The Universal Magazine
- Frequency: Monthly
- First issue: February 1900
- Final issue: January 1902
- Country: UK
- Based in: London
- Language: English

= The Universal Magazine (1900 monthly) =

The Universal Magazine was a short-lived, London-based monthly magazine, which published non-fiction articles of general interest and some short fiction.

There were 21 issues from February 1900 to January 1902, but with no issues for 3 months (April, August, and September) in the year 1900. Each copy of the magazine was sold for six pence.

The magazine was published for 12 issues from February 1900 to April 1901 (with 3 months omitted) under the title The Universal Magazine, for 7 issues from May 1901 to November 1901 under the title The Universal and Ludgate Magazine, and then for 2 issues from December 1901 to January 1902 under the title The Universal Magazine.

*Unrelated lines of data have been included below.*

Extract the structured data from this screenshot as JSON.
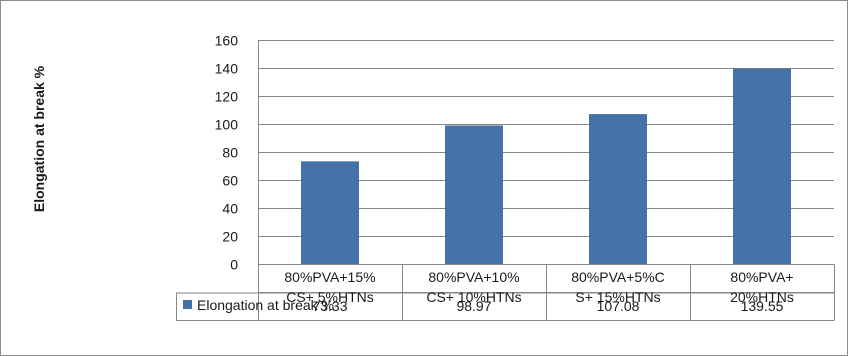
{
  "chart_data": {
    "type": "bar",
    "ylabel": "Elongation at break %",
    "ylim": [
      0,
      160
    ],
    "yticks": [
      0,
      20,
      40,
      60,
      80,
      100,
      120,
      140,
      160
    ],
    "grid": true,
    "categories": [
      [
        "80%PVA+15%",
        "CS+ 5%HTNs"
      ],
      [
        "80%PVA+10%",
        "CS+ 10%HTNs"
      ],
      [
        "80%PVA+5%C",
        "S+ 15%HTNs"
      ],
      [
        "80%PVA+",
        "20%HTNs"
      ]
    ],
    "series": [
      {
        "name": "Elongation at break %",
        "color": "#4472a8",
        "values": [
          73.33,
          98.97,
          107.08,
          139.55
        ],
        "labels": [
          "73.33",
          "98.97",
          "107.08",
          "139.55"
        ]
      }
    ],
    "legend": "data-table"
  }
}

From February 1900 to October 1900, the editor was Alexis Maria de Beck, and from November 1900 to January 1902, the editor was Raymond Blathwayt (1855–1935). From February 1900 to October 1900, the publisher was Horace Marshall & Son and from November 1900 to November 1901 the publisher was A.M. de Beck Ltd. In early 1901, de Beck bought out and merged The Ludgate Monthly into The Universal Magazine, but the new magazine lost money every month and de Beck was given a liquidation order in December 1901.

The inaugural issue included contributions from Marie Corelli, Sir George Douglas, Yves Guyot and Coulson Kernahan. Émile Zola contributed to the May 1901 issue.